In the following years I was able to connect a woman, descended of the other orphan, Susannah, to our DNA testers. Though not proof that they were siblings, it did prove that Susannah was related to James and Elizabeth somehow.
Then in Jan 2022 I hit pay dirt, put didn't quite have enough information to know it. I was able to identify many of the shared matches between all of the Guider test with descendants of the family of David Tosser/Scott 1818-1899. In May of 2022 I was able to contact and get the aunt of Elizabeth Guider, Carol Mang to do a DNA test. Now I would have a lot more DNA to use. In July 2022 I got the results. Two new couples popped up a Gaines/Randles couple and a Scott/Foster couple. Now regular genealogy took over. In Sep of 2022 I decided to go to Indiana and have a look around.
Though the trip was not a fruitful one, it introduced me to the Warren County Historical Society and the genealogy sections of the local libraries. The collections were quite small, and in doing research and speaking with the volunteers, I found no information existed for my family there. It was then I decided I had to put some things down on paper so that one day, if another person like me came looking, they would find what they were looking for.
In Jan of 2023 later I got it all figured out. All of the above mentioned families coalesced around a the Randles aka Reynolds family. The Scott's of the Scott/Fosters and the Scotts of the Tosser/Scotts were the same family.

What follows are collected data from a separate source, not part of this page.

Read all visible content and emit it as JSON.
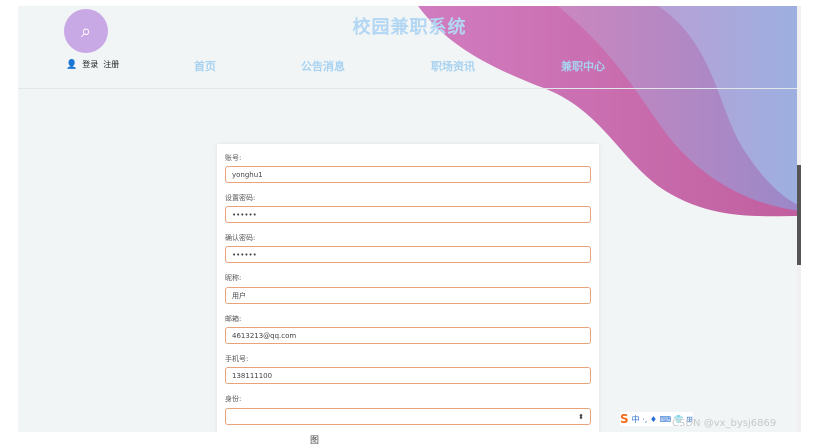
{
  "header": {
    "site_title": "校园兼职系统",
    "login_label": "登录",
    "register_label": "注册",
    "nav": [
      "首页",
      "公告消息",
      "职场资讯",
      "兼职中心"
    ]
  },
  "form": {
    "fields": [
      {
        "label": "账号:",
        "value": "yonghu1"
      },
      {
        "label": "设置密码:",
        "value": "••••••"
      },
      {
        "label": "确认密码:",
        "value": "••••••"
      },
      {
        "label": "昵称:",
        "value": "用户"
      },
      {
        "label": "邮箱:",
        "value": "4613213@qq.com"
      },
      {
        "label": "手机号:",
        "value": "138111100"
      },
      {
        "label": "身份:",
        "value": ""
      }
    ]
  },
  "ime": {
    "logo": "S",
    "items": "中 ·, ♦ ⌨ 👕 ⊞"
  },
  "watermark": "CSDN @vx_bysj6869",
  "caption": "图"
}
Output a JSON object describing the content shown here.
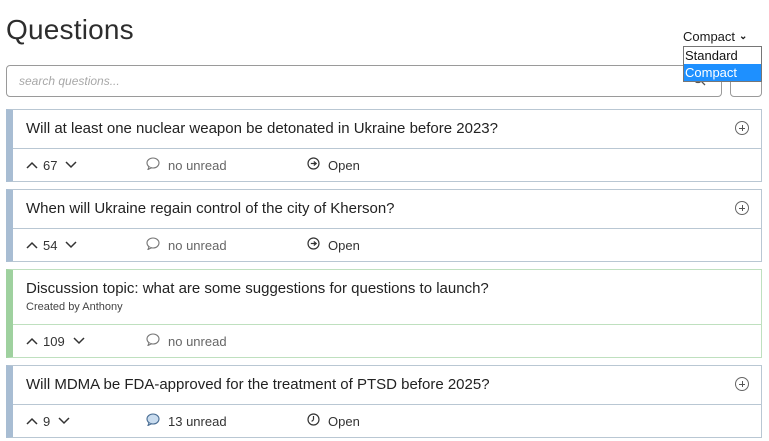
{
  "header": {
    "title": "Questions"
  },
  "view_select": {
    "selected": "Compact",
    "options": [
      "Standard",
      "Compact"
    ]
  },
  "search": {
    "placeholder": "search questions..."
  },
  "questions": [
    {
      "title": "Will at least one nuclear weapon be detonated in Ukraine before 2023?",
      "votes": "67",
      "unread": "no unread",
      "status": "Open",
      "status_icon": "clock-open-icon",
      "type": "question"
    },
    {
      "title": "When will Ukraine regain control of the city of Kherson?",
      "votes": "54",
      "unread": "no unread",
      "status": "Open",
      "status_icon": "clock-open-icon",
      "type": "question"
    },
    {
      "title": "Discussion topic: what are some suggestions for questions to launch?",
      "created_by": "Created by Anthony",
      "votes": "109",
      "unread": "no unread",
      "type": "discussion"
    },
    {
      "title": "Will MDMA be FDA-approved for the treatment of PTSD before 2025?",
      "votes": "9",
      "unread": "13 unread",
      "status": "Open",
      "status_icon": "clock-icon",
      "type": "question"
    }
  ],
  "colors": {
    "question_accent": "#a8bdd3",
    "discussion_accent": "#9fd19f",
    "dropdown_highlight": "#1e90ff"
  }
}
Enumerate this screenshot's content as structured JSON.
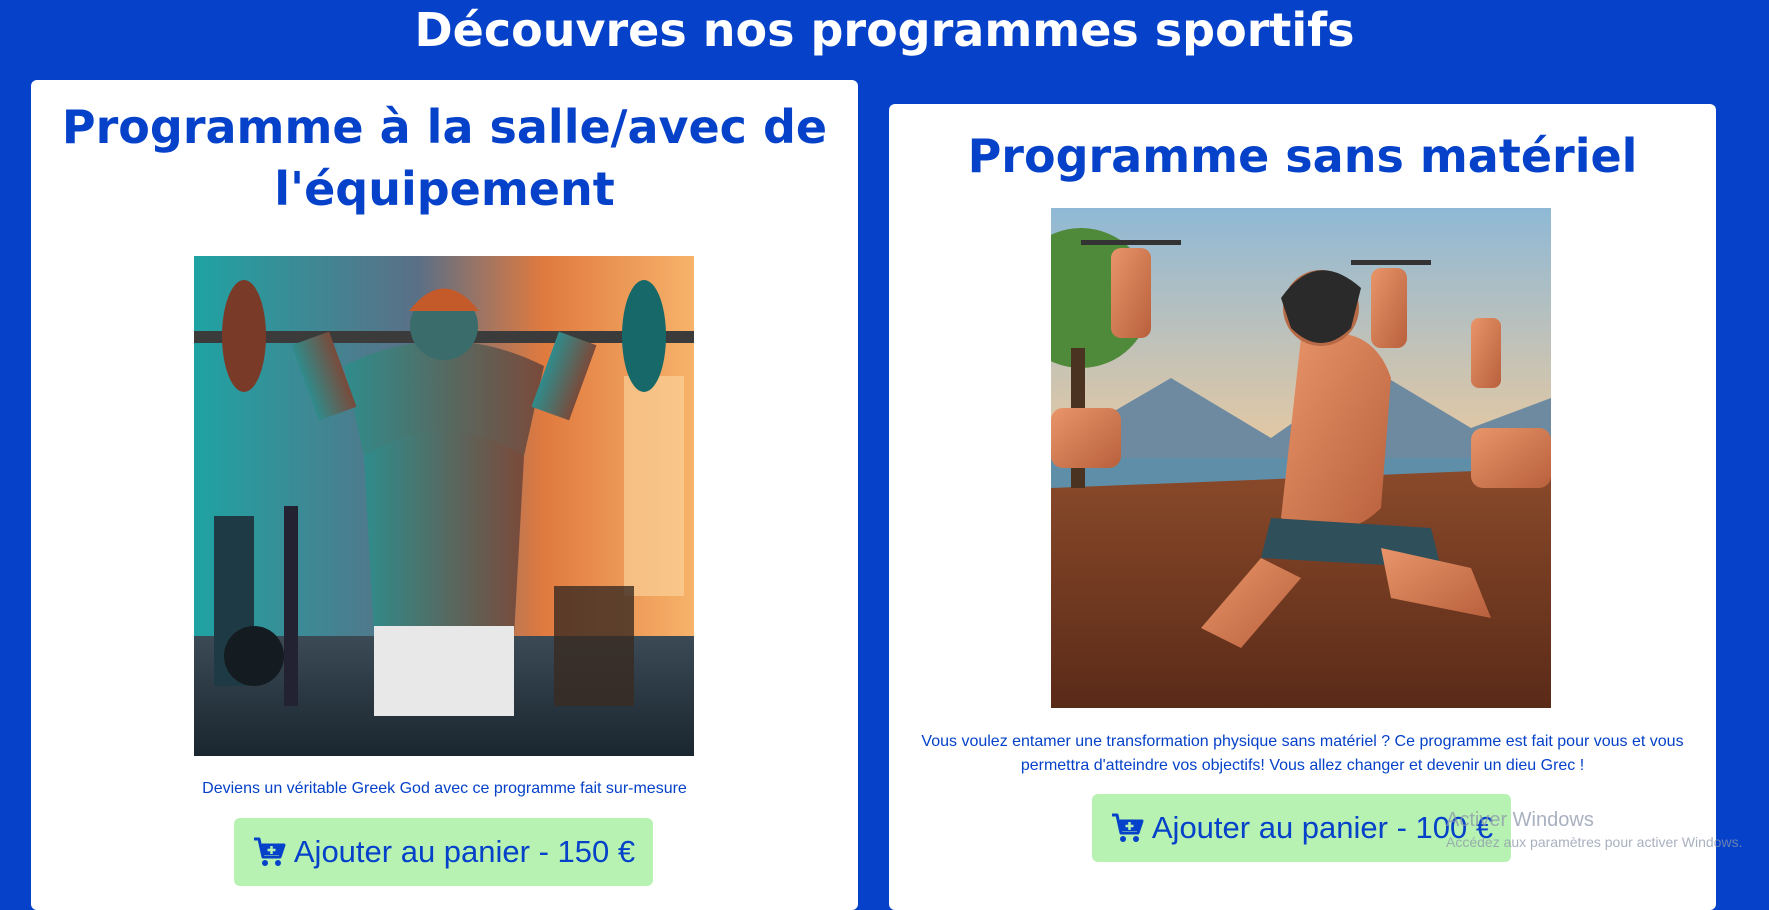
{
  "header": {
    "title": "Découvres nos programmes sportifs"
  },
  "programs": [
    {
      "title_line1": "Programme à la salle/avec de",
      "title_line2": "l'équipement",
      "image_icon": "gym-lifter-illustration",
      "description": "Deviens un véritable Greek God avec ce programme fait sur-mesure",
      "button_label": "Ajouter au panier - 150 €",
      "button_icon": "cart-add-icon"
    },
    {
      "title_line1": "Programme sans matériel",
      "image_icon": "outdoor-workout-illustration",
      "description": "Vous voulez entamer une transformation physique sans matériel ? Ce programme est fait pour vous et vous permettra d'atteindre vos objectifs! Vous allez changer et devenir un dieu Grec !",
      "button_label": "Ajouter au panier - 100 €",
      "button_icon": "cart-add-icon"
    }
  ],
  "watermark": {
    "title": "Activer Windows",
    "subtitle": "Accédez aux paramètres pour activer Windows."
  },
  "colors": {
    "background": "#0542c9",
    "accent_text": "#0542c9",
    "button_bg": "#b7f2b3",
    "card_bg": "#ffffff"
  }
}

I knew the Scott were also connected to the Reynolds family and because of assistance from a question I put out there, much like the question my cousin asked 23 years earlier, someone pointed me to a family in 1850 Medina Township, Indiana on a page with a Reynolds family that I was investigating. The name of the family was Sheridan Gardner. Sheridan his wife Amy had three children, Elizabeth, Susan A and James. As soon as I saw their record, I searched the internet for Sheridan Guider and came up with a marriage between him and a woman named Amy Tosser. Here they were, finally after 23 years, I had found the parents of three orphans, lost until now because of another error on the census.
Much research had already been done on Amy's family was I had a good idea of where she came from. As far as Sheridan, however, this was the only census record that existed. Besides his marriage record to Amy, I was able to locate some land records for him, but Sheridan no luck on anything else.
This led testing a few more people that I had now identified, descendants of Susanna. Susannah had two daughters, and I was able to get DNA tests from both lines. Now using all of the DNA tests I was able to follow back a hunch.
There was a record for a guy named Abraham Sheridan Guider, but he was the son of a man named James Beverly and a woman named Magdalena Guider from Pennsylvania. I had no way to be confident this was the same man. It wasn't until I discovered the Sheridan was the last name of Magdalena's mother that I became much more excited. Sheridan wasn't a common name, and the fact that Magdalena's mother was Sheridan seemed to pull things together.
Next researching the Sheridan name, I began finding quite a few DNA cousins, many related DNA matches that had excited me at one point that I had completely given up on. I had spent months researching the descendants of Uriah Andreas never discovering his grandmother was a woman named Hannah Geither of Pennsylvania. Once things like this start happening, these 23 years of research all started falling into place, like a jigsaw puzzle that you have found clusters of pieces for and now only a few places to put them.